Wir redeten über unser Leben. Ich sagte ihm, dass es seltsam ist, mit ihm in Madrid abzuhängen. Ich fühlte mich hier merkwürdigerweise heimisch.
Am Abend liefen wir erneut durch
Chueca
. Wir wollten in ein anderes Viertel, in eine andere Kneipe. Der Lockenkopf und der Knutscher begegneten uns. Eine Riesenstadt… aber schon
wieder diese beiden.
Sie begrüßten uns und fragten sofort, ob wir mit ihnen gehen möchten. Tom verneinte, sagte, dass es in
Chueca
keine schönen Bars gebe und er mit mir in eine andere
Kneipe möchte. Wir verabschiedeten uns.
João, so heißt der Lockenkopf, wie ich nun erfuhr, küsste mich auf die Wangen und sagte dabei: „
Adios, mi querido.
“
Ich schlug später im Lexikon nach: Liebling, Geliebter, Schatz.
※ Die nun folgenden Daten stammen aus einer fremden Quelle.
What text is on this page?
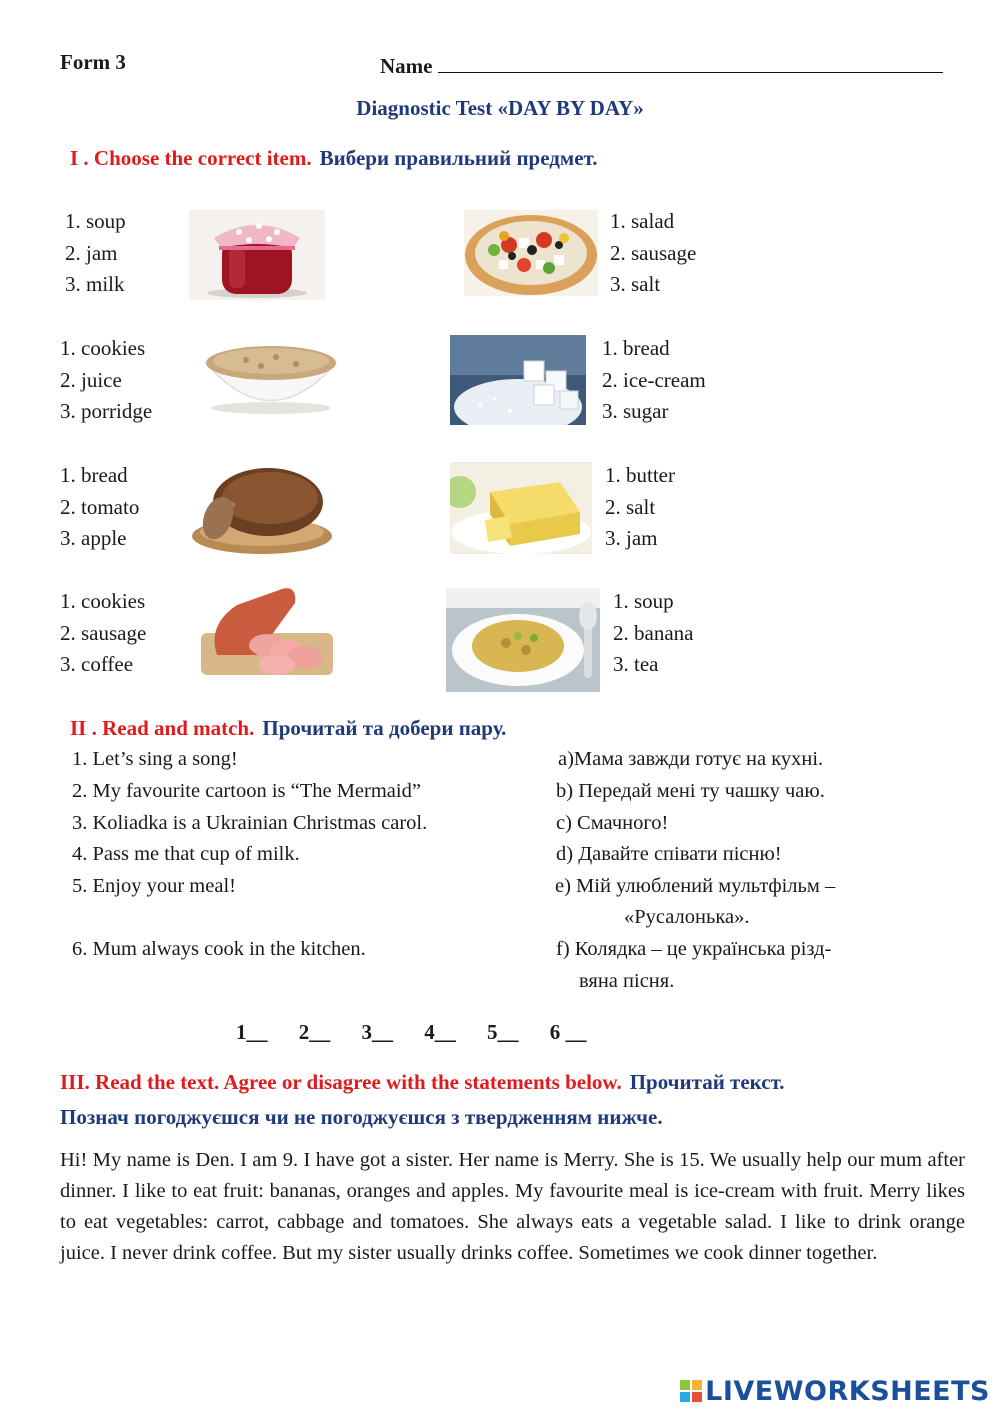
Form 3	Name
Diagnostic Test «DAY BY DAY»
I . Choose the correct item. Вибери правильний предмет.
1. soup
2. jam
3. milk
1. salad
2. sausage
3. salt
1. cookies
2. juice
3. porridge
1. bread
2. ice-cream
3. sugar
1. bread
2. tomato
3. apple
1. butter
2. salt
3. jam
1. cookies
2. sausage
3. coffee
1. soup
2. banana
3. tea
II . Read and match. Прочитай та добери пару.
1. Let’s sing a song!
2. My favourite cartoon is “The Mermaid”
3. Koliadka is a Ukrainian Christmas carol.
4. Pass me that cup of milk.
5. Enjoy your meal!
6. Mum always cook in the kitchen.
a)Мама завжди готує на кухні.
b) Передай мені ту чашку чаю.
c) Смачного!
d) Давайте співати пісню!
e) Мій улюблений мультфільм –
«Русалонька».
f) Колядка – це українська різд-
вяна пісня.
1__ 2__ 3__ 4__ 5__ 6 __
III. Read the text. Agree or disagree with the statements below. Прочитай текст.
Познач погоджуєшся чи не погоджуєшся з твердженням нижче.
Hi! My name is Den. I am 9. I have got a sister. Her name is Merry. She is 15. We usually help our mum after dinner. I like to eat fruit: bananas, oranges and apples. My favourite meal is ice-cream with fruit. Merry likes to eat vegetables: carrot, cabbage and tomatoes. She always eats a vegetable salad. I like to drink orange juice. I never drink coffee. But my sister usually drinks coffee. Sometimes we cook dinner together.
LIVEWORKSHEETS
Daher war ich einerseits ein bisschen traurig, nichts mit den beiden unternommen zu haben, andererseits hatte ich Angst. Angst davor, den Knutscher und Tom miteinander flirten zu sehen. Das
befürchtete auch Tom. Wir gingen an diesem Abend relativ früh nach Hause, kuschelten ein bisschen miteinander. Ich fühlte mich gut mit ihm.